Until I built my own wine cellar when we remodeled our basement, I had a 200-bottle wine cabinet, about the size of an average refrigerator. It was a single temperature model that I kept at 57 degrees, perfect for storing and preserving almost any wine. Of course, I needed to let the bottle warm just a bit (but not quite down to actual room temp) before serving if it was a red, and I chilled it just a bit more (but please, not to refrigerator temperature) if it was a white. Champagnes got a bit more chilling.

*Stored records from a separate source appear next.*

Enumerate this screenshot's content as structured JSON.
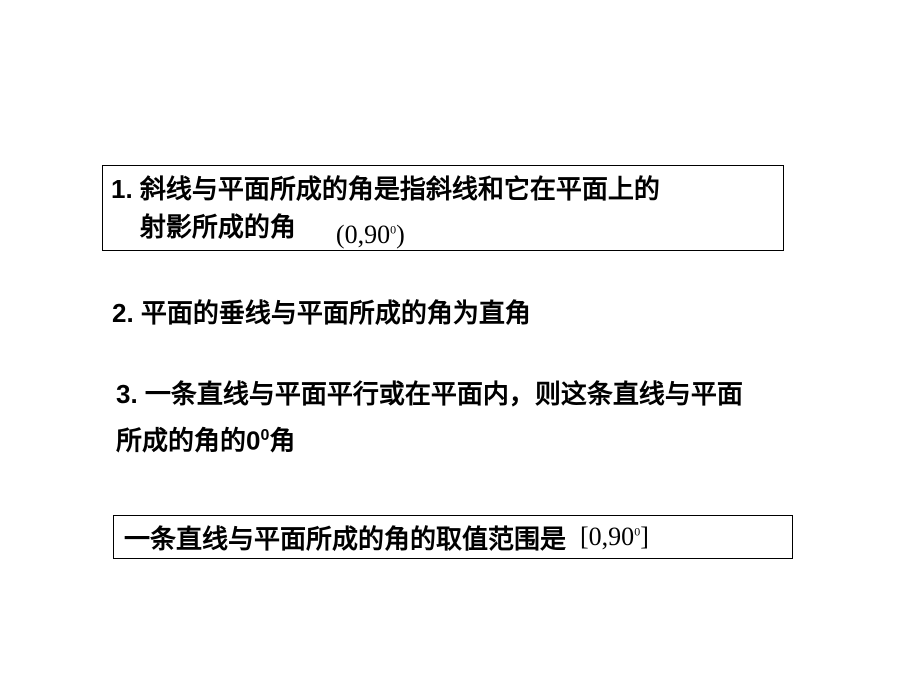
{
  "box1": {
    "line1": "1. 斜线与平面所成的角是指斜线和它在平面上的",
    "line2_prefix": "    射影所成的角",
    "expr_open": "(0,90",
    "expr_sup": "0",
    "expr_close": ")"
  },
  "item2": "2. 平面的垂线与平面所成的角为直角",
  "item3": {
    "prefix": "3.   一条直线与平面平行或在平面内，则这条直线与平面所成的角的0",
    "sup": "0",
    "suffix": "角"
  },
  "box2": {
    "text": "一条直线与平面所成的角的取值范围是",
    "expr_open": "[0,90",
    "expr_sup": "0",
    "expr_close": "]"
  },
  "style": {
    "font_size_main": 26,
    "font_weight_main": 700,
    "border_color": "#000000",
    "text_color": "#000000",
    "bg_color": "#ffffff"
  }
}
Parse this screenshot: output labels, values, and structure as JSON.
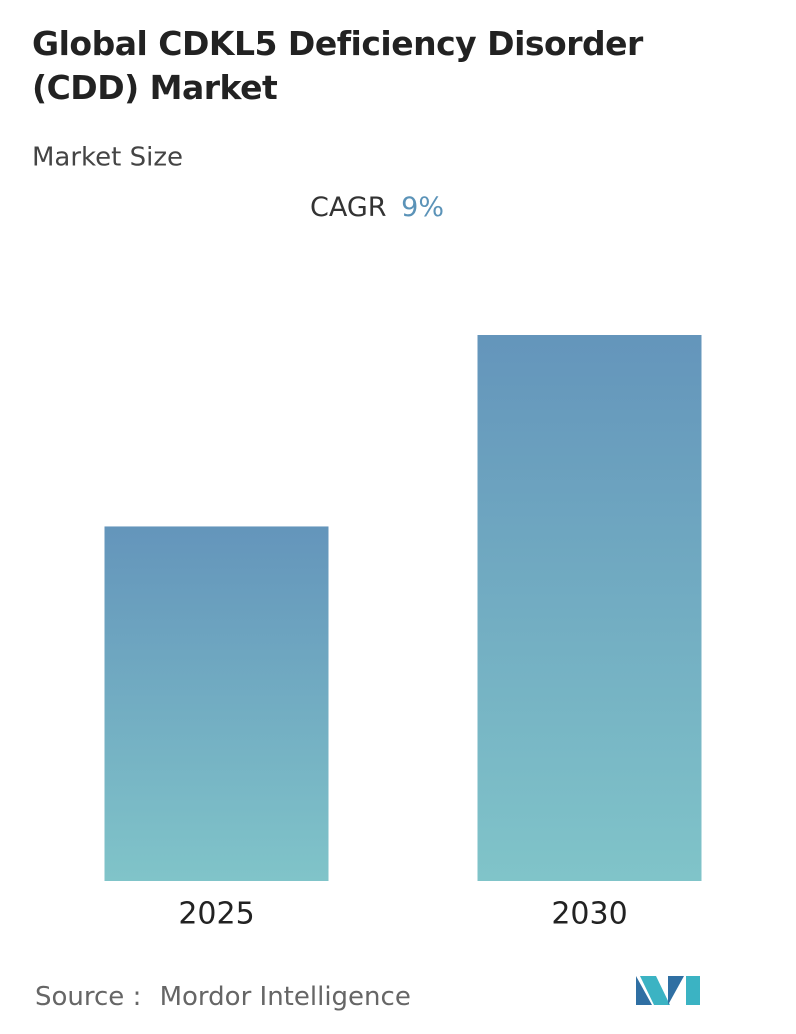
{
  "chart_data": {
    "type": "bar",
    "title": "Global CDKL5 Deficiency Disorder (CDD) Market",
    "subtitle": "Market Size",
    "cagr_label": "CAGR",
    "cagr_value": "9%",
    "categories": [
      "2025",
      "2030"
    ],
    "values": [
      1.0,
      1.54
    ],
    "ylim": [
      0,
      1.54
    ],
    "color_top": "#6495bb",
    "color_bottom": "#80c4c9",
    "source_label": "Source :",
    "source": "Mordor Intelligence"
  }
}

You can get cabinets that have several temperature zones and hold as many as 1000 or more bottles, but when you’re diving in those waters it makes sense to build a real cellar in your, er, cellar.

The point is, a wine storage unit is a good investment, and wine storage units can be had for under $100 these days, holding as few as 12 bottles, and you can get one at Target, or Wal-Mart or Costco.

These small units are ideal if you live in an apartment and have limited space, or want a counter-top unit for the kitchen or bar. You can also get waist-high units that are permanently mounted under the counter.

Some hints:

  • If it’s an option, get the glass door so that you can see your little friends and enjoy the anticipation of drinking them!
  • Keep a row or two at the bottom for wine you want to “lay down” (save) for a special occasion, some date in the future such as an anniversary, or just because it’s an extraordinary wine that will age well and perhaps grow in value. Tag these wines “SAVE” so neither you nor a guest accidentally opens them.
  • Buy a bigger unit, say, 36 bottles, rather than, say 24, if there’s any possibility, however slight, that you’ll want or need to store more wine. You don’t want to have to buy a second unit, do you? And the marginal cost of buying bigger is probably a no-brainer.
  • Don’t splurge on a multi-temp unit unless you really want to spend the money. A unit that keeps all your wine at 55-59 degrees works for everything, really.
  • The main thing is, these units keep wine at a constant, cool temp, protected from harsh light, and free of vibration. The better ones (and most of the cheaper ones, too, via the a/c compressor) also keep an acceptable level of humidity.